« Le hasard dans l’art », sous la direction de Dominique Berthet

— Par Christelle Lozère, maître de conférences en histoire de l’art et critique d’art, Université des Antilles, Laboratoire LC2S —

L’ouvrage Le hasard dans l’art sous la direction de Dominique Berthet est un ouvrage qui rassemble les Actes d’un colloque organisé par le CEREAP en Guadeloupe en novembre 2016. Les auteurs (philosophes de l’art, sociologues de l’art et plasticiens) interrogent tour à tour sous trois angles d’approches le thème du hasard dans l’art.

En 2005, Philippe Sentis, sous-directeur honoraire au Collège de France questionnait dans une revue « La notion de hasard, ses différentes définitions et leurs utilisations »1 à travers le regard des philosophes et notamment celui de Blaise Pascal, mathématicien, physicien, inventeur, philosophe, moraliste et théologien français du XVIIe siècle. Sentis explique que le mot « hasard » apparaît dans la langue philosophique, puis dans le langage courant, à l’époque de la Renaissance. Il dérive du mot az-zahr utilisé par les commentateurs arabes d’Aristote pour traduire le mot grec automaton, qui désignait une cause d’événements qui pourraient être intentionnels, mais qui ne l’est pas.
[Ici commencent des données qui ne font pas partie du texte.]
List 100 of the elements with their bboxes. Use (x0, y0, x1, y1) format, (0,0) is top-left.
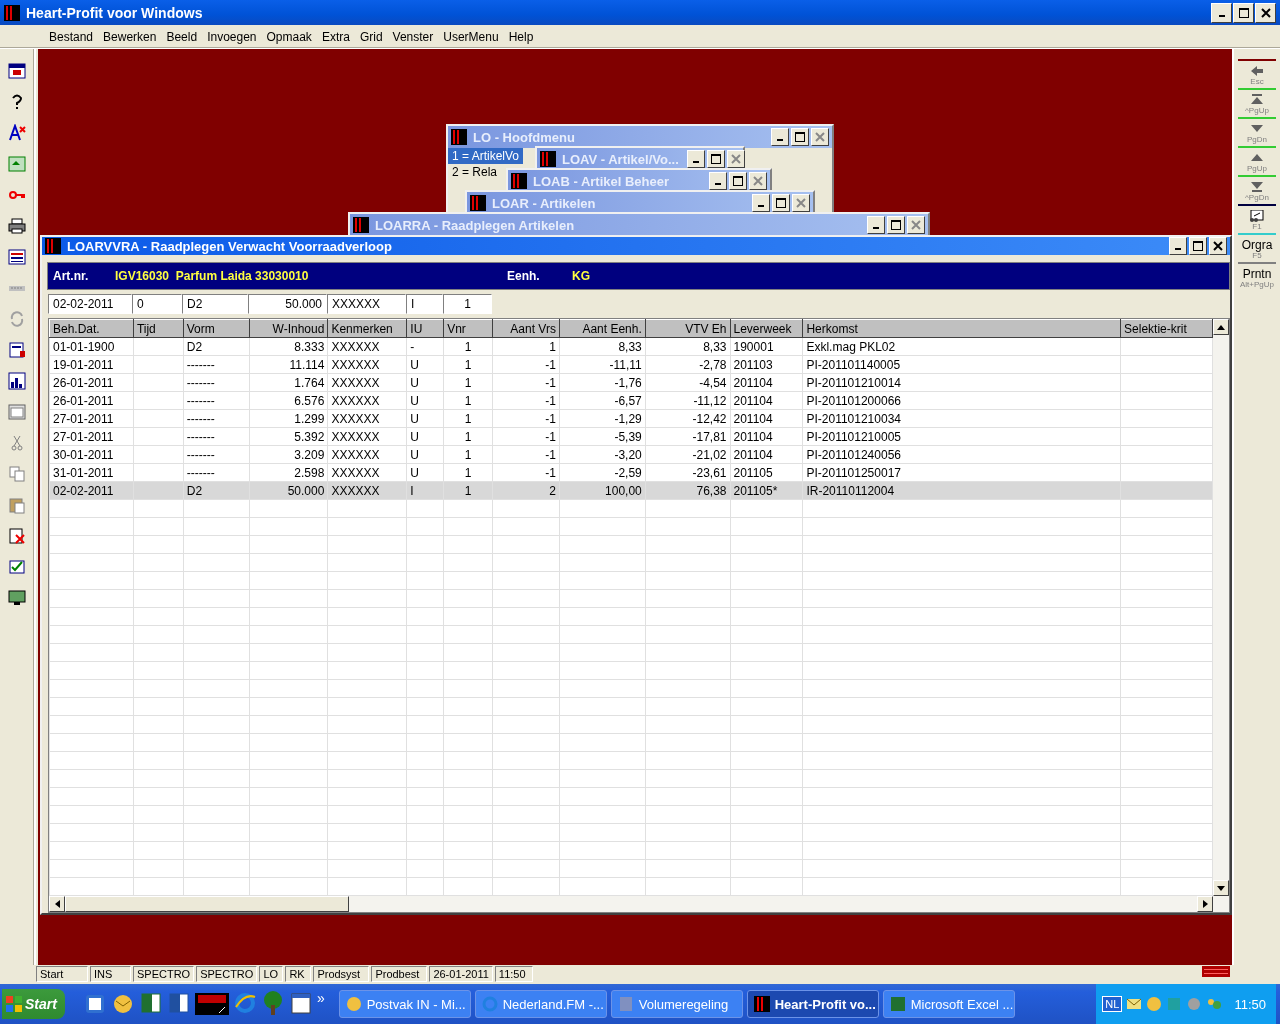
input-field[interactable]: D2 (182, 294, 248, 314)
taskbar-button[interactable]: Volumeregeling (610, 990, 743, 1018)
copy-icon[interactable] (8, 465, 26, 483)
start-button[interactable]: Start (2, 989, 65, 1019)
horizontal-scrollbar[interactable] (49, 896, 1229, 912)
minimize-button[interactable] (686, 150, 705, 168)
minimize-button[interactable] (709, 172, 727, 190)
column-header[interactable]: Vnr (443, 319, 493, 338)
input-field[interactable]: 1 (443, 294, 492, 314)
column-header[interactable]: Selektie-krit (1120, 319, 1213, 338)
image-icon[interactable] (8, 155, 26, 173)
clipboard-icon[interactable] (8, 496, 26, 514)
maximize-button[interactable] (791, 128, 809, 146)
table-row[interactable]: 30-01-2011 ------- 3.209 XXXXXX U 1 -1 -3,20 -21,02 201104 PI-201101240056 (49, 445, 1213, 464)
column-header[interactable]: Vorm (183, 319, 249, 338)
table-cell: PI-201101210014 (806, 375, 901, 390)
maximize-button[interactable] (1189, 237, 1207, 255)
table-row[interactable]: 01-01-1900 D2 8.333 XXXXXX - 1 1 8,33 8,33 190001 Exkl.mag PKL02 (49, 337, 1213, 356)
toolbar-button[interactable]: Orgra F5 (1238, 235, 1276, 262)
close-button[interactable] (907, 216, 925, 234)
table-row[interactable]: 27-01-2011 ------- 5.392 XXXXXX U 1 -1 -5,39 -17,81 201104 PI-201101210005 (49, 427, 1213, 446)
screen-icon[interactable] (8, 589, 26, 607)
chart-icon[interactable] (8, 372, 26, 390)
font-icon[interactable] (8, 124, 26, 142)
more-button[interactable]: » (316, 990, 325, 1006)
app-logo-icon[interactable] (194, 991, 229, 1017)
input-field[interactable]: XXXXXX (327, 294, 406, 314)
scroll-left-button[interactable] (49, 896, 65, 912)
scroll-right-button[interactable] (1197, 896, 1213, 912)
column-header[interactable]: Aant Vrs (492, 319, 560, 338)
close-button[interactable] (726, 150, 745, 168)
maximize-button[interactable] (729, 172, 747, 190)
minimize-button[interactable] (867, 216, 885, 234)
taskbar-button[interactable]: Heart-Profit vo... (746, 990, 879, 1018)
close-button[interactable] (1209, 237, 1227, 255)
table-cell: Exkl.mag PKL02 (806, 339, 896, 354)
table-row[interactable]: 19-01-2011 ------- 11.114 XXXXXX U 1 -1 -11,11 -2,78 201103 PI-201101140005 (49, 355, 1213, 374)
menu-item[interactable]: UserMenu (438, 27, 504, 46)
maximize-button[interactable] (887, 216, 905, 234)
check-icon[interactable] (8, 558, 26, 576)
column-header[interactable]: Aant Eenh. (559, 319, 646, 338)
window-icon[interactable] (8, 62, 26, 80)
delete-icon[interactable] (8, 527, 26, 545)
menu-item[interactable]: Help (503, 27, 539, 46)
menu-item[interactable]: Venster (387, 27, 439, 46)
scroll-up-button[interactable] (1213, 319, 1229, 335)
menu-item[interactable]: Opmaak (261, 27, 317, 46)
column-header[interactable]: IU (406, 319, 444, 338)
menu-item[interactable]: Invoegen (202, 27, 262, 46)
taskbar-button[interactable]: Nederland.FM -... (474, 990, 607, 1018)
taskbar-button[interactable]: Microsoft Excel ... (882, 990, 1015, 1018)
taskbar-button[interactable]: Postvak IN - Mi... (338, 990, 471, 1018)
menu-list-item[interactable]: 1 = ArtikelVo (448, 148, 524, 164)
input-field[interactable]: 02-02-2011 (48, 294, 132, 314)
close-button[interactable] (1255, 2, 1276, 23)
table-row[interactable]: 26-01-2011 ------- 6.576 XXXXXX U 1 -1 -6,57 -11,12 201104 PI-201101200066 (49, 391, 1213, 410)
scissors-icon[interactable] (8, 434, 26, 452)
close-button[interactable] (792, 194, 810, 212)
column-header[interactable]: Beh.Dat. (49, 319, 134, 338)
printer-icon[interactable] (8, 217, 26, 235)
toolbar-button[interactable]: Prntn Alt+PgUp (1238, 264, 1276, 291)
toolbar-button[interactable]: PgDn (1238, 119, 1276, 146)
close-button[interactable] (749, 172, 767, 190)
toolbar-button[interactable]: PgUp (1238, 148, 1276, 175)
menu-item[interactable]: Bestand (44, 27, 99, 46)
table-row[interactable]: 31-01-2011 ------- 2.598 XXXXXX U 1 -1 -2,59 -23,61 201105 PI-201101250017 (49, 463, 1213, 482)
scroll-thumb[interactable] (65, 896, 349, 912)
close-button[interactable] (811, 128, 829, 146)
table-row[interactable]: 26-01-2011 ------- 1.764 XXXXXX U 1 -1 -1,76 -4,54 201104 PI-201101210014 (49, 373, 1213, 392)
menu-item[interactable]: Beeld (161, 27, 203, 46)
menu-list-item[interactable]: 2 = Rela (448, 164, 502, 180)
minimize-button[interactable] (752, 194, 770, 212)
column-header[interactable]: W-Inhoud (249, 319, 328, 338)
column-header[interactable]: Herkomst (802, 319, 1121, 338)
maximize-button[interactable] (706, 150, 725, 168)
window-icon[interactable] (288, 991, 313, 1017)
input-field[interactable]: 0 (132, 294, 182, 314)
menu-item[interactable]: Grid (354, 27, 388, 46)
form-icon[interactable] (8, 248, 26, 266)
column-header[interactable]: Kenmerken (327, 319, 407, 338)
input-field[interactable]: I (406, 294, 443, 314)
minimize-button[interactable] (771, 128, 789, 146)
minimize-button[interactable] (1211, 2, 1232, 23)
table-row[interactable]: 02-02-2011 D2 50.000 XXXXXX I 1 2 100,00 76,38 201105* IR-20110112004 (49, 481, 1213, 500)
minimize-button[interactable] (1169, 237, 1187, 255)
column-header[interactable]: Leverweek (730, 319, 803, 338)
maximize-button[interactable] (772, 194, 790, 212)
input-field[interactable]: 50.000 (248, 294, 327, 314)
toolbar-button[interactable]: ^PgUp (1238, 90, 1276, 117)
column-header[interactable]: Tijd (133, 319, 184, 338)
toolbar-button[interactable]: ^PgDn (1238, 177, 1276, 204)
menu-item[interactable]: Bewerken (98, 27, 162, 46)
maximize-button[interactable] (1233, 2, 1254, 23)
language-indicator[interactable]: NL (1102, 996, 1123, 1012)
vertical-scrollbar[interactable] (1213, 319, 1229, 896)
table-row[interactable]: 27-01-2011 ------- 1.299 XXXXXX U 1 -1 -1,29 -12,42 201104 PI-201101210034 (49, 409, 1213, 428)
window-logo-icon (511, 173, 527, 189)
column-header[interactable]: VTV Eh (645, 319, 730, 338)
scroll-down-button[interactable] (1213, 880, 1229, 896)
menu-item[interactable]: Extra (316, 27, 355, 46)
Jusqu’à Blaise Pascal, « le hasard désignait ce qui se produit en dehors de tout dessein humain ou divin et de tout ordre stable. Après lui, les philosophes ont cherché à préciser de façon constructive ce qui amenait à définir dans le hasard ce qui relève du hasard merveilleux, du hasard aléatoire au hasard accidentel ».

D’abord, « le hasard merveilleux rend compte de tout ce qui étonne, mais écarte la liberté et le miracle et ne permet pour Sentis ni vérification, ni prévision, ni décision »2.
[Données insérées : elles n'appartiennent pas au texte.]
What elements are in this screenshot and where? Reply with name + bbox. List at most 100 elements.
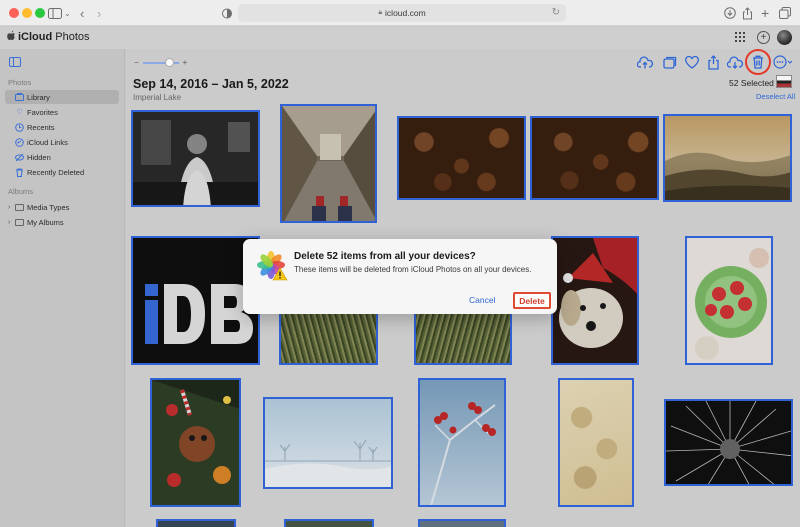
app-title-bold: iCloud (18, 31, 53, 43)
photo-image (665, 116, 790, 200)
more-options-icon[interactable] (773, 54, 793, 70)
photo-thumbnail[interactable] (551, 236, 639, 365)
selection-thumbnail (776, 75, 792, 88)
forward-button[interactable]: › (97, 5, 101, 21)
tab-overview-icon[interactable] (779, 5, 791, 21)
app-grid-icon[interactable] (734, 31, 746, 43)
app-header: iCloud Photos + (0, 27, 800, 49)
sidebar-item-recents[interactable]: Recents (5, 120, 119, 134)
dialog-title: Delete 52 items from all your devices? (294, 251, 476, 262)
photo-thumbnail[interactable] (280, 104, 377, 223)
zoom-out-button[interactable]: − (134, 58, 139, 67)
zoom-slider[interactable]: − + (134, 57, 188, 67)
share-icon[interactable] (705, 54, 721, 70)
sidebar-item-favorites[interactable]: ♡ Favorites (5, 105, 119, 119)
location-subtitle: Imperial Lake (133, 93, 182, 102)
cancel-button[interactable]: Cancel (469, 295, 495, 305)
sidebar-heading-photos: Photos (8, 78, 32, 87)
zoom-in-button[interactable]: + (183, 58, 188, 67)
heart-icon: ♡ (16, 109, 23, 116)
sidebar: Photos Library ♡ Favorites Recents iClou… (0, 49, 125, 527)
lock-icon: 🔒︎ (378, 9, 383, 16)
address-bar[interactable]: 🔒︎ icloud.com ↻ (238, 4, 566, 22)
photo-thumbnail[interactable] (284, 519, 374, 527)
share-icon[interactable] (742, 5, 753, 21)
chevron-right-icon[interactable]: › (8, 204, 10, 211)
date-range-title: Sep 14, 2016 – Jan 5, 2022 (133, 77, 289, 91)
photo-image (420, 380, 504, 505)
app-logo[interactable]: iCloud Photos (7, 30, 90, 44)
app-title-light: Photos (52, 31, 90, 43)
folder-icon (15, 203, 24, 211)
photo-thumbnail[interactable] (418, 378, 506, 507)
link-icon (15, 137, 24, 147)
photo-thumbnail[interactable] (397, 116, 526, 200)
photo-thumbnail[interactable] (131, 236, 260, 365)
avatar[interactable] (777, 30, 792, 45)
apple-logo-icon (7, 30, 16, 44)
new-tab-icon[interactable]: + (761, 5, 769, 21)
photo-image (152, 380, 239, 505)
delete-trash-icon[interactable] (750, 54, 766, 70)
clock-icon (15, 122, 24, 132)
sidebar-item-recently-deleted[interactable]: Recently Deleted (5, 165, 119, 179)
folder-icon (15, 218, 24, 226)
delete-confirmation-dialog: Delete 52 items from all your devices? T… (243, 239, 557, 314)
reload-icon[interactable]: ↻ (552, 7, 560, 18)
photo-thumbnail[interactable] (150, 378, 241, 507)
sidebar-item-label: Hidden (27, 152, 51, 162)
chevron-right-icon[interactable]: › (8, 219, 10, 226)
add-to-album-icon[interactable] (662, 54, 678, 70)
photo-thumbnail[interactable] (558, 378, 634, 507)
sidebar-toggle-icon[interactable] (9, 57, 21, 67)
upload-cloud-icon[interactable] (637, 54, 653, 70)
chevron-down-icon[interactable]: ⌄ (64, 5, 71, 21)
sidebar-toggle-icon[interactable] (48, 5, 62, 21)
sidebar-item-label: Media Types (27, 202, 70, 212)
sidebar-item-my-albums[interactable]: › My Albums (5, 215, 119, 229)
photos-app-warning-icon (257, 251, 288, 281)
photo-thumbnail[interactable] (414, 311, 512, 365)
photo-thumbnail[interactable] (685, 236, 773, 365)
photo-thumbnail[interactable] (663, 114, 792, 202)
library-icon (15, 92, 24, 102)
minimize-window-button[interactable] (22, 8, 32, 18)
photo-thumbnail[interactable] (263, 397, 393, 489)
browser-toolbar: ⌄ ‹ › 🔒︎ icloud.com ↻ + (0, 0, 800, 26)
photo-image (133, 238, 258, 363)
favorite-heart-icon[interactable] (684, 54, 700, 70)
download-cloud-icon[interactable] (727, 54, 743, 70)
sidebar-item-label: Favorites (27, 107, 58, 117)
trash-icon (15, 168, 24, 177)
sidebar-heading-albums: Albums (8, 187, 34, 196)
photo-thumbnail[interactable] (156, 519, 236, 527)
zoom-knob[interactable] (164, 57, 174, 67)
close-window-button[interactable] (9, 8, 19, 18)
sidebar-item-label: iCloud Links (27, 137, 68, 147)
photo-thumbnail[interactable] (418, 519, 506, 527)
photo-thumbnail[interactable] (530, 116, 659, 200)
selected-count: 52 Selected (729, 78, 774, 88)
sidebar-item-label: My Albums (27, 217, 64, 227)
sidebar-item-media-types[interactable]: › Media Types (5, 200, 119, 214)
privacy-shield-icon[interactable] (222, 5, 232, 21)
photo-thumbnail[interactable] (664, 399, 793, 486)
photo-thumbnail[interactable] (131, 110, 260, 207)
delete-button[interactable]: Delete (513, 292, 551, 309)
maximize-window-button[interactable] (35, 8, 45, 18)
photo-image (666, 401, 791, 484)
download-icon[interactable] (724, 5, 736, 21)
photo-thumbnail[interactable] (279, 311, 378, 365)
photo-image (133, 112, 258, 205)
sidebar-item-library[interactable]: Library (5, 90, 119, 104)
app-title: iCloud Photos (18, 31, 90, 43)
zoom-track[interactable] (142, 57, 179, 67)
deselect-all-link[interactable]: Deselect All (756, 92, 795, 101)
sidebar-item-icloud-links[interactable]: iCloud Links (5, 135, 119, 149)
back-button[interactable]: ‹ (80, 5, 84, 21)
photo-image (553, 238, 637, 363)
upload-plus-icon[interactable]: + (757, 31, 770, 44)
photo-image (265, 399, 391, 487)
sidebar-item-hidden[interactable]: Hidden (5, 150, 119, 164)
eye-slash-icon (15, 153, 24, 162)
Le seconde – le hasard aléatoire –, « permet des prévisions et des vérifications expérimentales, mais son emploi ne peut se généraliser sans entrer en conflit avec le déterminisme, qui la considère comme une illusion »3.

Enfin, « le hasard accidentel explique beaucoup de choses par la rencontre de séries causales indépendantes, mais ce faisant elle exclut toute finalité »4. Ainsi, Philippe Sentis explique qu’il faut faire très attention à ne pas confondre les trois définitions.

Alors quand le hasard se mêle à l’art ou l’art au hasard, Dominique Berthet, nous propose, dans cet ouvrage collectif, une réflexion poussée sur le rapprochement de ces deux thermes. Dans son avant-propos, il explique que « nombreux sont les artistes qui admettent que le hasard ou encore l’accident influe sur leur pratique » (p. 9) et il pose la question de l’intérêt de la création si l’on savait exactement quel en serait le résultat ? » (p. 10). La question de l’intervention du hasard, écrit-il, « concerne donc l’acte de créer et la façon dont l’artiste en tire-profit ou non » (p. 10). Déjà en 2015, la philosophe de l’art Sarah Troche dans, Le hasard comme méthode, aux Presses universitaires de Rennes, issu de sa thèse de doctorat, abordait l’usage méthodique du hasard et les figures que celui-ci prend dans l’art. L’analyse était centrée sur les pratiques artistiques qui convoquaient le hasard comme méthode à part entière sans négliger pour autant l’intervention accidentelle de celui-ci. 

L’ouvrage de Dominique Berthet aborde lui le hasard dans l’art à partir de trois axes riches et pertinents. La première partie s’intitule : « l’intention, l’incertitude, le hasard ». Elle tente d’apporter des définitions du hasard et de ses discours par une approche philosophique, sociologique et esthétique de l’art.

Le sociologue Bruno Pequinot explique que le hasard commande bien des aspects de notre existence, une rencontre, une lecture, un spectacle que rien de notre biographie ne pouvait laisser penser qu’on le verrait ou le vivrait et qui peut changer le cours de notre existence. Il interroge à travers des citations d’artistes et de philosophes le rôle du hasard dans leur pratique créatrice.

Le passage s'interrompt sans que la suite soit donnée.